Tears in my eyes welled up. Lord, this is such a simple thing, and I enjoy it so much. You’ve given me the talent and the joy of sharing it. Each note I play on this piano is for Your honor and glory.
These are true short happenings I often experience:
A man recognized me as I entered the lunch room with my music bag. He leaned toward his wife’s good ear, “The piano lady’s here today—we’re going to have good music.” She turned. I gestured with a nod and hearty wave.
Woman in blue smiled as I unpacked my bag, “I want to take this time before you start, to thank you for coming. I enjoy everything you play. I always get here early on Mondays.”
Purple-hat-lady sat tall, beamed, and gestured with both hands from across the room.
I caught the beginning of a remark from the men’s self-assigned, table-for-four by the wall, while I played a difficult section of The Impossible Dream. In a pleasant tone, one man slowly said “As I get older, that song means….” I had to focus on my music and block out listening to the rest of his sentence. The round of applause from that table-for-four spoke louder than the words I had missed.
A former singer and his wife always sit close to the piano. They showed up about ten minutes late. Disappointed, she pulled out her chair, “Oh, we missed the first numbers.” He was already humming along As Time Goes By, alternating soft, whistling tones like a bird.
Mainly, I play full arrangements of old time popular, favorites, musicals, hymns, some jazz and rags that I know they enjoy. After I finished Chopin’s slow, four-page, Nocturne in E-Flat, a lady at the second table said, “I’m not a classics lover, but I must admit that’s my favorite today. I enjoy any numbers you play.”

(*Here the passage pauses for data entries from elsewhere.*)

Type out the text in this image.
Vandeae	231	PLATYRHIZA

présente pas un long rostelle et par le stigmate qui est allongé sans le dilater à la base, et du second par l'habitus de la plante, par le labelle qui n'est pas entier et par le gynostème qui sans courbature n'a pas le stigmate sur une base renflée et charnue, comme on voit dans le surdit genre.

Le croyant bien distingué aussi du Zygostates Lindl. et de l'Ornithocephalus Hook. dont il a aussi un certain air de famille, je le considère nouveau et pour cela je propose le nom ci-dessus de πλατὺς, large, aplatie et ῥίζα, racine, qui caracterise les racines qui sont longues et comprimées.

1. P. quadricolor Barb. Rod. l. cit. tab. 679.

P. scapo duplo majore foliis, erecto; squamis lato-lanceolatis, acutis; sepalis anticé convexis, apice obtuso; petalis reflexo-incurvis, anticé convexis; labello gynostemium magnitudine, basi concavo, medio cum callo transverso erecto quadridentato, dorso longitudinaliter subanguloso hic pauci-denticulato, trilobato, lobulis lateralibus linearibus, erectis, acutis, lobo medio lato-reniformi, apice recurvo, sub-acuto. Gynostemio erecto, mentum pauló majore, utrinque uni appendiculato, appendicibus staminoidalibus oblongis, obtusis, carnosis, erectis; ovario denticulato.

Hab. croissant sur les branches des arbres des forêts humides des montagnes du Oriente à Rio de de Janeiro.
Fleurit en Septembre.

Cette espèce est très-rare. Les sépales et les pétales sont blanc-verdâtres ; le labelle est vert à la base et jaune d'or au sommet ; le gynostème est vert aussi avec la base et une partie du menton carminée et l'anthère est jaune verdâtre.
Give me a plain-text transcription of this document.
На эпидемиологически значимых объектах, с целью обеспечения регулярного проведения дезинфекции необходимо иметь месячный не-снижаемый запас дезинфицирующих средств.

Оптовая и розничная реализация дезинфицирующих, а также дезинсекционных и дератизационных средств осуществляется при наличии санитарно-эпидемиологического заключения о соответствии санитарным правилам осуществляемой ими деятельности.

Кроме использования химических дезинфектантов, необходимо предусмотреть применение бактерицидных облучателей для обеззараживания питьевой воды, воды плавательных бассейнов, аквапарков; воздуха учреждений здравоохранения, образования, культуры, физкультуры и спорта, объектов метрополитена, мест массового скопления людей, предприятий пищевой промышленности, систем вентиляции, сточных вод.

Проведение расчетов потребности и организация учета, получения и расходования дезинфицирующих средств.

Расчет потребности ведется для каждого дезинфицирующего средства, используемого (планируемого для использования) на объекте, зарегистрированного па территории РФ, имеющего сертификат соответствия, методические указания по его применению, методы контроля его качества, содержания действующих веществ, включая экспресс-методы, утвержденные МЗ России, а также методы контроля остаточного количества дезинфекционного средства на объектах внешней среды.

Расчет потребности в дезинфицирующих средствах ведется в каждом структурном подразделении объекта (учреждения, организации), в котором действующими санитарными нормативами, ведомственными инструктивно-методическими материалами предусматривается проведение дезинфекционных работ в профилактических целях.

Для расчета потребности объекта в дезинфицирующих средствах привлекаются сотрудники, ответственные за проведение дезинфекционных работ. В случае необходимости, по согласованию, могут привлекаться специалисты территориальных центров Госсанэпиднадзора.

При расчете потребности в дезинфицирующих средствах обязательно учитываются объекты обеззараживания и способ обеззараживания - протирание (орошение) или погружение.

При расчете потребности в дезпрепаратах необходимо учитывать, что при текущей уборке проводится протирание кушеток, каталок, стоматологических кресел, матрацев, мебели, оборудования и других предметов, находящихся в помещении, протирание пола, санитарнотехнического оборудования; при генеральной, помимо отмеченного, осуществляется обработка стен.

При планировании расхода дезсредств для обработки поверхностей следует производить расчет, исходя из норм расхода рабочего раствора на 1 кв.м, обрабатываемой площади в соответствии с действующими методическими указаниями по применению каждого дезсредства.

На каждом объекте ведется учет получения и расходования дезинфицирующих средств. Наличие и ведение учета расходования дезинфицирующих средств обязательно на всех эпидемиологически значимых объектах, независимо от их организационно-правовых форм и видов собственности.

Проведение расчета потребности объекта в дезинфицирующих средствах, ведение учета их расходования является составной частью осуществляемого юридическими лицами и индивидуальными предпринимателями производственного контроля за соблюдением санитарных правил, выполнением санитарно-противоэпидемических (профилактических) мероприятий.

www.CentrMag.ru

“Mine, too,” her friend emphatically nodded.
Twice a month, I get to play at Gentle Care, the Alzheimer/Dementia unit. I’m so touched at the response from several delicate residents who don’t always seem receptive, despite their loving care. Then I see a foot start tapping a rhythm, or a head lean back with a big smile and closed eyes. Or I hear little Miss B humming clear as a lark from her wheeled chair with her dancing eyes on me and her hand on my electronic piano. I know she’s someone’s mother, sister and aunt. She could be my mother—my music makes her happy.
Last month as I headed down the hall after playing, I was called back. The same Ms. B grabbed my arm with watery, red eyes, “Please don’t go. We’re not finished yet.” I bent down, my hand on her shoulder, “I promise, I’ll come back and play again.” She gave me a beautiful, false-teeth-showing smile in assurance.
The first time I played in the Convalescent and Rehabilitation Center recreation/lunch room, I decided to try playing that long, slow, melodious, Chopin Nocturne in E-Flat. One man wheeled himself over to the electronic piano, facing me the entire length of the composition.
Other residents were quiet and still in their wheeled chairs around the white-clothed tables—so still, I didn’t know whether they were breathing. After I finished the last soft measures, the entire room lit up with a huge resounding applause. They were far from sleeping and certainly were breathing! The gentleman who had brought his chair closer begged loudly, “Play that one again.”
“If they let me come back, I promise—I’ll play it again.”
Music means so much to them and to me. I’m blessed here at Panorama, and I never want to take my piano opportunities for granted.